I am new to pytorch, my task is to fix the weight of the network and update the input of the network iteratively for many times. In the 1st iteration(t = 0), I can get the grad for the input. However for the second run (says t = 1), when I use .backward. I cannot fetch the grad of the input, the grad is None. I’m really apprecaite if anyone here can help.

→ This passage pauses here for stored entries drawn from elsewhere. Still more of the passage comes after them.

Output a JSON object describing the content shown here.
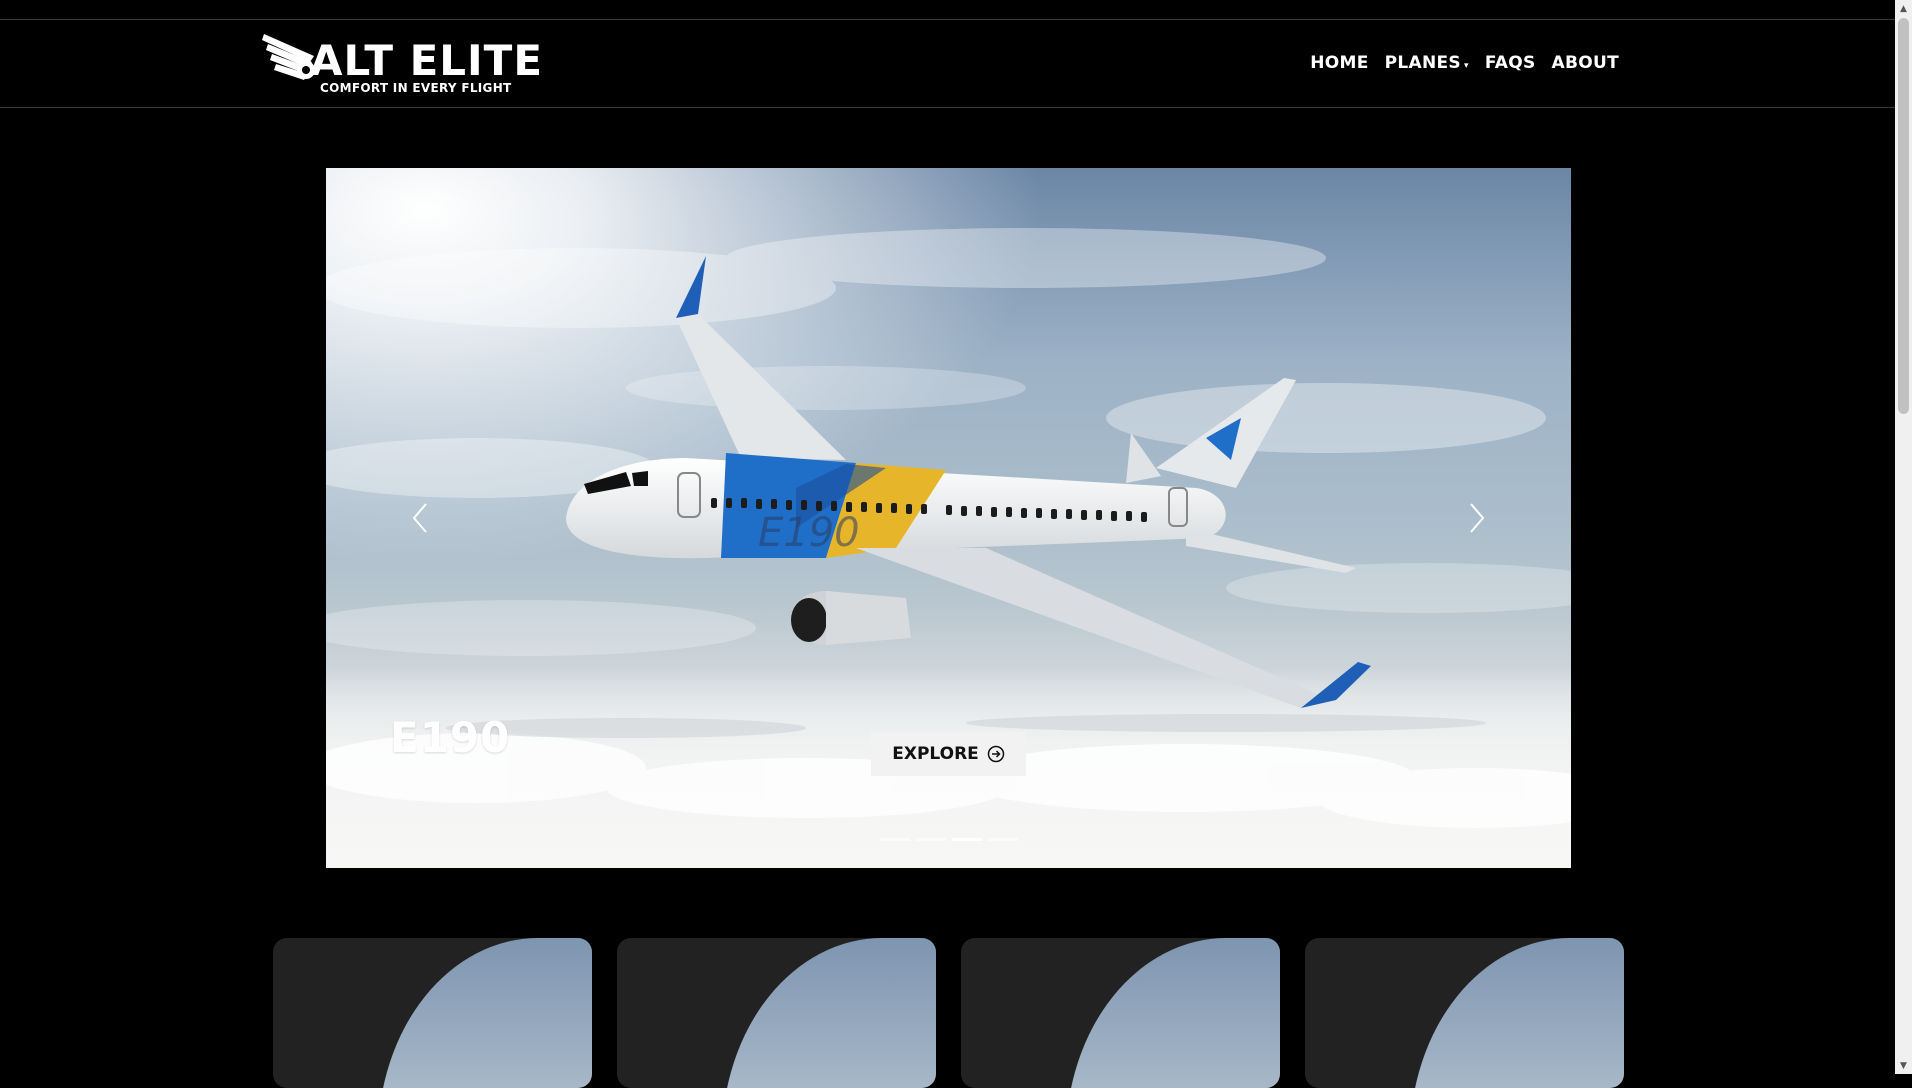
{
  "brand": {
    "name": "ALT ELITE",
    "tagline": "COMFORT IN EVERY FLIGHT"
  },
  "nav": {
    "items": [
      {
        "label": "HOME",
        "has_dropdown": false
      },
      {
        "label": "PLANES",
        "has_dropdown": true
      },
      {
        "label": "FAQS",
        "has_dropdown": false
      },
      {
        "label": "ABOUT",
        "has_dropdown": false
      }
    ]
  },
  "hero": {
    "title": "E190",
    "button_label": "EXPLORE",
    "fuselage_text": "E190",
    "slide_count": 4,
    "active_slide": 3
  },
  "cards": [
    {
      "name": "card-1"
    },
    {
      "name": "card-2"
    },
    {
      "name": "card-3"
    },
    {
      "name": "card-4"
    }
  ],
  "colors": {
    "background": "#000000",
    "text": "#ffffff",
    "button_bg": "#f2f2f2",
    "card_bg": "#222222",
    "livery_blue": "#1f6fc8",
    "livery_yellow": "#e7b52a"
  }
}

Thank you in advance!
for t in range(self._opt.temperature):
syn_energy = self._Des128(sample_seq) # deep network
print(syn_energy.sum())
syn_energy.sum().backward(retain_graph=True) # backward the output
temp = sample_seq + 0.5 * self._opt.sampling_step * self._opt.sampling_step * sample_seq.grad
sample_seq = sample_seq * (1-mask) + temp * mask
sample_seq.clamp_(0.0, 1.0) # min , max
The ouput is as follows:
0 tensor(-1.0209, device=‘cuda:1’, grad_fn=SumBackward0) True
1 tensor(6.3761, device=‘cuda:1’, grad_fn=SumBackward0) True
However, sample_seq.grad is None.
To me, it looks like you are involving the same variable sample_seq in further calculations and its difficult to trace . I am not sure if this is the issue. But you can try.
Thank you!! I try it and it can actually works. But this approach will copy the data every iteration which will slow down the process. I agree the problem exists because I reuse the same input in every iteration. I wonder is there any in-place method instead of copy the data to a new memory?